Inner Conflicts in Twain’s “Adventures of Huckleberry Finn” Essay

August 29, 2022 by Essay Writer

Updated: Dec 30th, 2020


In his book “Adventures of Huckleberry Finn”, Mark Twain portrays the way society instills morals to its people in a satirical manner. These morals are indented and therefore the author uses the book to highlight the evils that are in the society. Huck, the key character in the book, brings the collision of a sound heart and a deformed conscience, a conflict well illustrated through the theme of racism, civilized society, and slavery among others.

The conflict between character and conscience

A character-conscience conflict stands out well in Twain’s masterwork. Huck rejects the morals of society because he does not understand why society cannot come to his rescue by protecting him from his cruel father who is good for nothing drunkard. The circumstances that bewilder Huck force him to stay with a widow, a thing that he does not like, though he stays there anyway.

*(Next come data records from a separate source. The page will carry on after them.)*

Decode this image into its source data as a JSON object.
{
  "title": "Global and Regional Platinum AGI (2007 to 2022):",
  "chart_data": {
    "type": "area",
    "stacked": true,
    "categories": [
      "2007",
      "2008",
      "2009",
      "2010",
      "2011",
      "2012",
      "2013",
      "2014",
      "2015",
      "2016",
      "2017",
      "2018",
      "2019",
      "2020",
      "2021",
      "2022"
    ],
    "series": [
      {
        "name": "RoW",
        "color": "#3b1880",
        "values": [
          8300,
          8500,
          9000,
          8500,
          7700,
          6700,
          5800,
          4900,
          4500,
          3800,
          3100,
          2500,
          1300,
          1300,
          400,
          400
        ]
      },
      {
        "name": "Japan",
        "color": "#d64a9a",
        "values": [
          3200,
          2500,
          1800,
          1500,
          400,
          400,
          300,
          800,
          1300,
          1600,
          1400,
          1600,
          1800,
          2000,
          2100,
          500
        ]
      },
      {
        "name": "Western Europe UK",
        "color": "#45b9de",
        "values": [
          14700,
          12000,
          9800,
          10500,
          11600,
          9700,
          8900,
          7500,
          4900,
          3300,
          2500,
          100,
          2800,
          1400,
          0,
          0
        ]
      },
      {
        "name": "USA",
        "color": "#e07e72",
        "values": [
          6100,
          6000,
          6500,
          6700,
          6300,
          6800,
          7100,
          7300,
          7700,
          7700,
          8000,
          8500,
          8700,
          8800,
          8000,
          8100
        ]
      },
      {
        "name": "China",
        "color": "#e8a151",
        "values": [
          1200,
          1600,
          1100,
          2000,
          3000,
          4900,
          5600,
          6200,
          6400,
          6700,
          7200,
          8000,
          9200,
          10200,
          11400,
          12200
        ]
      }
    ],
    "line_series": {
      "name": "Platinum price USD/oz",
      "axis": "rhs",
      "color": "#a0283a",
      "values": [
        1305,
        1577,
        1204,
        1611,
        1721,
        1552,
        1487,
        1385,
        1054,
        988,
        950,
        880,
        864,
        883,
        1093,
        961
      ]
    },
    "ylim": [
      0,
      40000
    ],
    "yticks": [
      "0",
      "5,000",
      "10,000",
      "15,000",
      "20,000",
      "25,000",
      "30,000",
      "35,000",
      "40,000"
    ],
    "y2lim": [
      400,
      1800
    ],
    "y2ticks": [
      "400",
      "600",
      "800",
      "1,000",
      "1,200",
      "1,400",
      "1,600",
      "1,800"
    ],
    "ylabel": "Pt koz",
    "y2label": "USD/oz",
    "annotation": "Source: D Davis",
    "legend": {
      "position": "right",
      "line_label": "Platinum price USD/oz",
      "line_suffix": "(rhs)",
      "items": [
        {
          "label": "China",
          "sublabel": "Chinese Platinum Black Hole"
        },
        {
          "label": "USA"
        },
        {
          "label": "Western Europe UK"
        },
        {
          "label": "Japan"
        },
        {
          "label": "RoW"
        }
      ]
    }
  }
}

He is in continuous conflict with himself.

Furthermore, the author illustrates Huck’s beliefs towards religion and Christianity in a satirical way. In a conversation, he responds by saying that he would like to be in hell to have a change (Twain 27). He, therefore, misunderstands the concepts of religions although his motives are not bad. He follows his ways as opposed to those of the society, indicating the level of his character-conscience conflict.

The author also presents Huck as a clever and a person who does not like harming or offending his colleagues. He never associates with liars and fraud people and therefore avoids them to have his peace (Twain 32). However, on realizing the risk that Jim is in, he makes up his decision and allows him in, to ensure that nothing bad happens to him. Tom Sawyer serves as the epitome of illustrating these conflicts.

The idea of sound heart-conscience conflicts stands out well, like Tom Sawyer, the most notable character reveals. The student is involved in several issues, the first incidence being where he whitewashes the fence as a punishment from his mother. He intentionally tricks his colleagues to assist him in the job. He knows the trick whereas the colleagues think that they are doing the job for fun. The boys do the job with a kind heart arousing Sawyer’s conflicts with himself for hiding the truth from his colleagues. Furthermore, the turn of events in Sawyer’s love with Becky illustrates a character-conscience conflict.

The two parties fall in love entering into courtship, a relationship that breaks as soon as Sawyer abuses his lover (Twain 45). Despite the break, Sawyer fights with his conscience, as he knows well that he ought to marry, a case that forces him to reconcile with Becky thereby continuing with their love affairs. Also, instances of conflicts stand out where Sawyer and Finn see bad Joe murder doctor Robinson while visiting the graveyard.

Upon the discovery of the murder, Joe blames Muff for the killing, a scenario too heavy for Sawyer to bear. Following his piling inner fights, he and his friend Huck decide to escape becoming pirates. His mother’s conscience tells her that they are already dead and therefore prepares for their funeral.


However, Sawyer and his colleague show up, and following a serious character-conscience conflict on whether to reveal or conceal the murder, Sawyer gradually gains the courage to testify on the murder against Joe. Twain therefore successfully shows how a sound heart collides with a deformed conscience, a situation that forces people like Sawyer to speak their minds thereby doing as per their hearts’ demand.

Works cited

Twain, Mark. Adventures of Huckleberry Finn. Oxford: Oxford University Press, 2004.